Hi Tristan, I think the appropriate process will be to use Fluenta (https://github.com/rmraya/Fluenta) to extract the translatable elements from DITA files referenced in a DITA map into XLIFF. You then use Document Translator to translate the XLIFF. Then use Fluenta again to re-insert the translated elements into the DITA files. Let us know if you used this successfully. For convenience, this could be arranged in a workflow controlled by Document Translator. Document Translator could invoke Fluenta as an external process before and after translating the XLIFF.
Hi Chris, Thanks very much for getting back to me. Yes we have a very large set of manuals/ installer guides etc. that we would like to translate from DITA using Microsoft Translator so would like to get an efficient workflow created. Using Fluenta we had an issue with inline elements in the target. See the image for ph ids in random order and some are empty. Can I confirm if you are using XLIFF 1.2 only?
Hi Tristan, It seems to me as if Fluenta should not have processed the ph element as translatable. Can you teach Fluenta to exclude it from translation? The content of the ph element is not translatable. You may get fairly random output in translation.
HI Chris, We nearly always have to translate inline elements such as uicontrol elements which are localized. Perhaps we have to translate in a separate process? Here is our xliff file after Translator [https://drive.google.com/file/d/1ZUqIoGAnOceNCN_Cubmxo5sPF_zrG2tS/view?usp=share_link] I will try and share the source file with you later
Thanks for sharing the sample. Looking at the first segment with <ph> elements inside, the segment to translate is this::
You can configure images and text for each space level in the <ph ctype="x-other" id="0"><uicontrol class="+ topic/ph ui-d/uicontrol "></ph>Green Hub<ph id="1"></uicontrol></ph> section in the <ph ctype="x-other" id="2"><ph keyref="brand" status="removeContent" class="- topic/ph "></ph><ph ctype="x-other" id="3"><keyword class="- topic/keyword "></ph>OpenBlue<ph id="4"></keyword></ph><ph id="5"></ph></ph> Enterprise Manager <ph ctype="x-other" id="6"><uicontrol class="+ topic/ph ui-d/uicontrol "></ph>Setup<ph id="7"></uicontrol></ph> page.

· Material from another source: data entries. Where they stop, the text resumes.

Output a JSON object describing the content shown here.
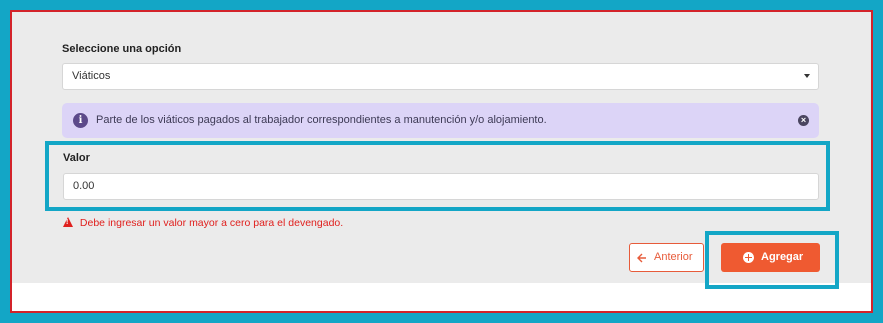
{
  "form": {
    "select_label": "Seleccione una opción",
    "select_value": "Viáticos",
    "info_text": "Parte de los viáticos pagados al trabajador correspondientes a manutención y/o alojamiento.",
    "valor_label": "Valor",
    "valor_value": "0.00",
    "error_text": "Debe ingresar un valor mayor a cero para el devengado."
  },
  "buttons": {
    "anterior_label": "Anterior",
    "agregar_label": "Agregar"
  },
  "icons": {
    "info": "info-icon",
    "close": "close-icon",
    "caret": "caret-down-icon",
    "warning": "warning-icon",
    "arrow_left": "arrow-left-icon",
    "plus": "plus-circle-icon"
  },
  "colors": {
    "highlight": "#13a6c6",
    "border_red": "#d3232a",
    "accent_orange": "#ef5a31",
    "error_red": "#e0201e",
    "info_bg": "#dcd4f7"
  }
}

It's a horrible mess that won't make much sense to Translator. There is too much markup inside the translatable string, which is escaped via < and >. Have you tried unescaping this as if it was proper markup? Alternatively you could compress the untranslatable spans to something like #markup1 and see if that makes it better.
I see what you mean. The <ph> is a legal XLIFF element and should have passed through as is. I tried unescaping the internal markup and it fails. No surprise, it wouldn't be legal XLIFF. \ I'll try a few more things.

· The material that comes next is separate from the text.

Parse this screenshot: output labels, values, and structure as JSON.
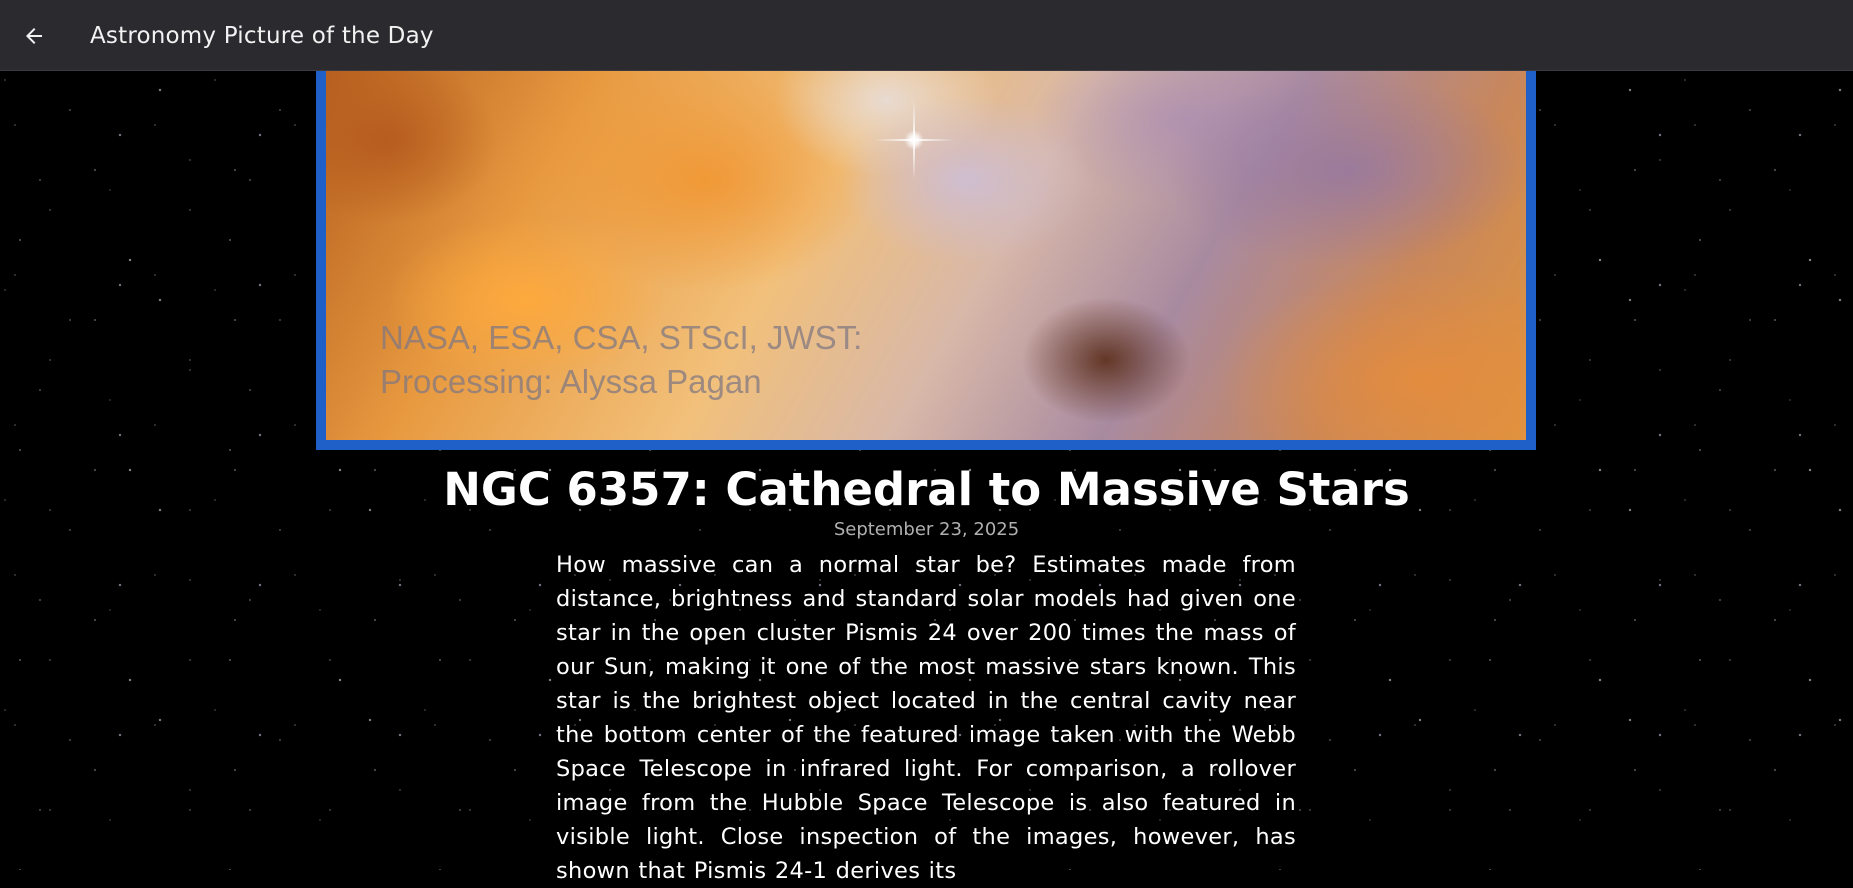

Hi Chris I'll share a link to the ditamap with you. I would appreciate your expert eye on this and any insights on how to convert correctly if you get a chance https://drive.google.com/file/d/1PDgIXgGq1qUjKbnMzovpC8flIiIYdkaT/view?usp=share_link Thanks (ps. Just saw your earlier replies, thank you!)
Hi @tristanmaccana, I am currently working on adding SRT and VTT file format to Document Translation. Strategy is to transform client-side to a supported document format, packing the additional information in a comment, translating the supported format regularly, and then unpacking at the client. MD is a candidate, because it is so simple to parse. HTML could work as well. Maybe something like this could help here as well, packing additional information into the untranslatable XLIFF markup.
Any plans to add DITA to translatable format?